Oh yeah I do love op amps, just curious if there's an easier way.
~10Msps, the signal won't be too fast (or it could be, but I won't be able to see it anyways).
The supply is +-5. +5V from USB, and -5V by doubling (10V), inverting (-10V), then regulating (7905). I'm not actually sure if I need the -5V to be that clean (an inverter alone has really bad output impedance), but I guess it can't hurt.
The inputs (probably 4) go into a voltage divider, then a buffered bipolar video mux. Then I'd shift the voltage to unipolar (just so I won't need 4 level shifters), and that goes into an unipolar differential ADC's Vin+.
I like the virtual ground idea very much, I think I'll do that. If the system is powered by USB, which is powered by the PC power supply, it's isolated right? So I can measure anything except the same PC.
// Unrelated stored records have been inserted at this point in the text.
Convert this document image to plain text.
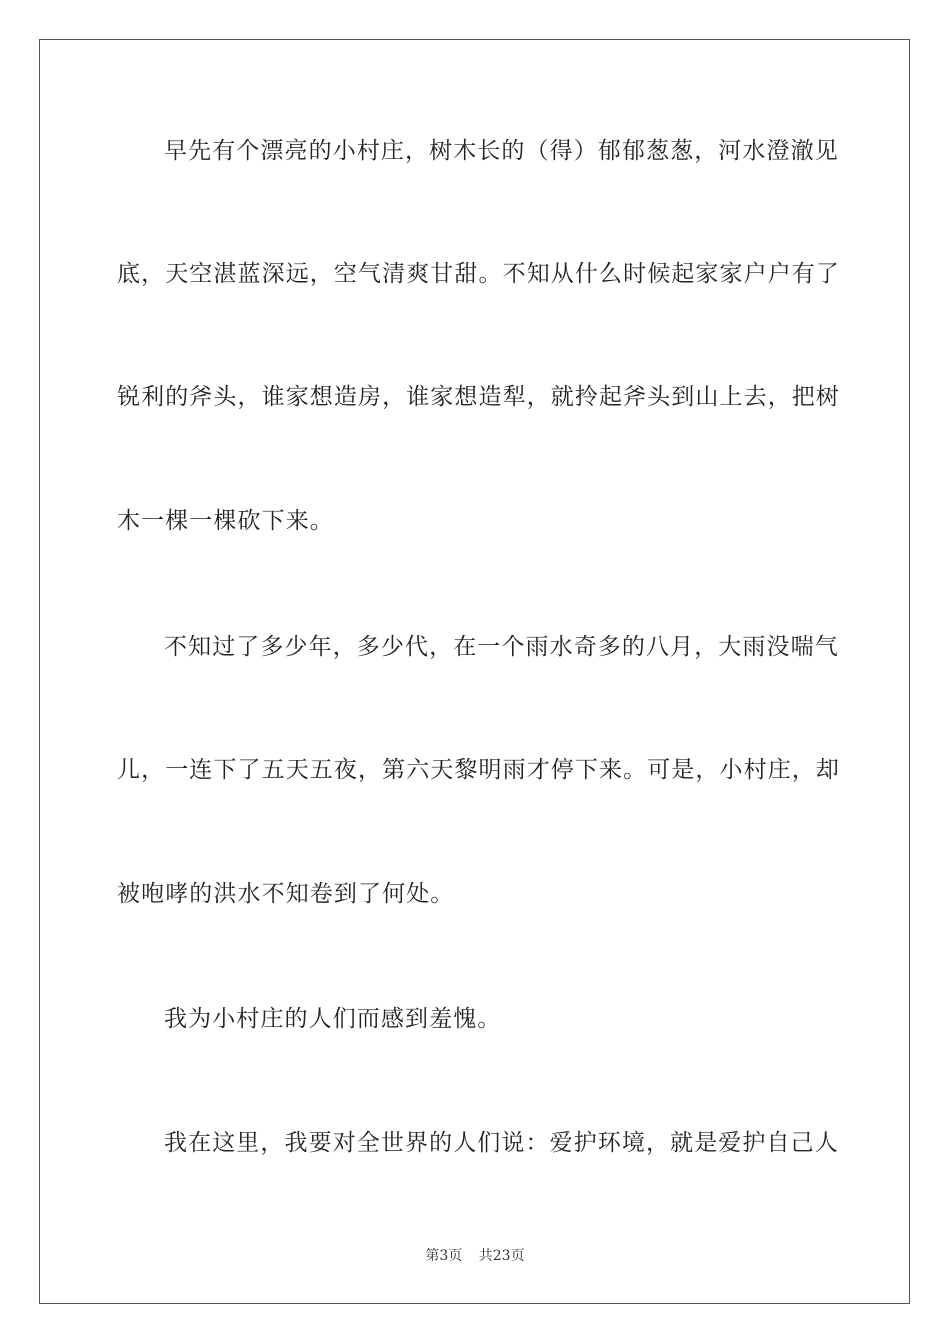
早先有个漂亮的小村庄，树木长的（得）郁郁葱葱，河水澄澈见
底，天空湛蓝深远，空气清爽甘甜。不知从什么时候起家家户户有了
锐利的斧头，谁家想造房，谁家想造犁，就拎起斧头到山上去，把树
木一棵一棵砍下来。
不知过了多少年，多少代，在一个雨水奇多的八月，大雨没喘气
儿，一连下了五天五夜，第六天黎明雨才停下来。可是，小村庄，却
被咆哮的洪水不知卷到了何处。
我为小村庄的人们而感到羞愧。
我在这里，我要对全世界的人们说：爱护环境，就是爱护自己人
第3页 共23页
For the circuit you posted, the first amp is a summer, but the second one is a sgn(Vin)? There is no negative feedback.
I'm multiplexing so I can use just one ADC (it only has 1 input), and the microcontroller is not fast enough read from many ADCs at the same time anyways. Also, since it's a parallel ADC (serial/SPI is way too slow), it would also save a lot of traces.I guess I can try to find an ADC with more inputs, too.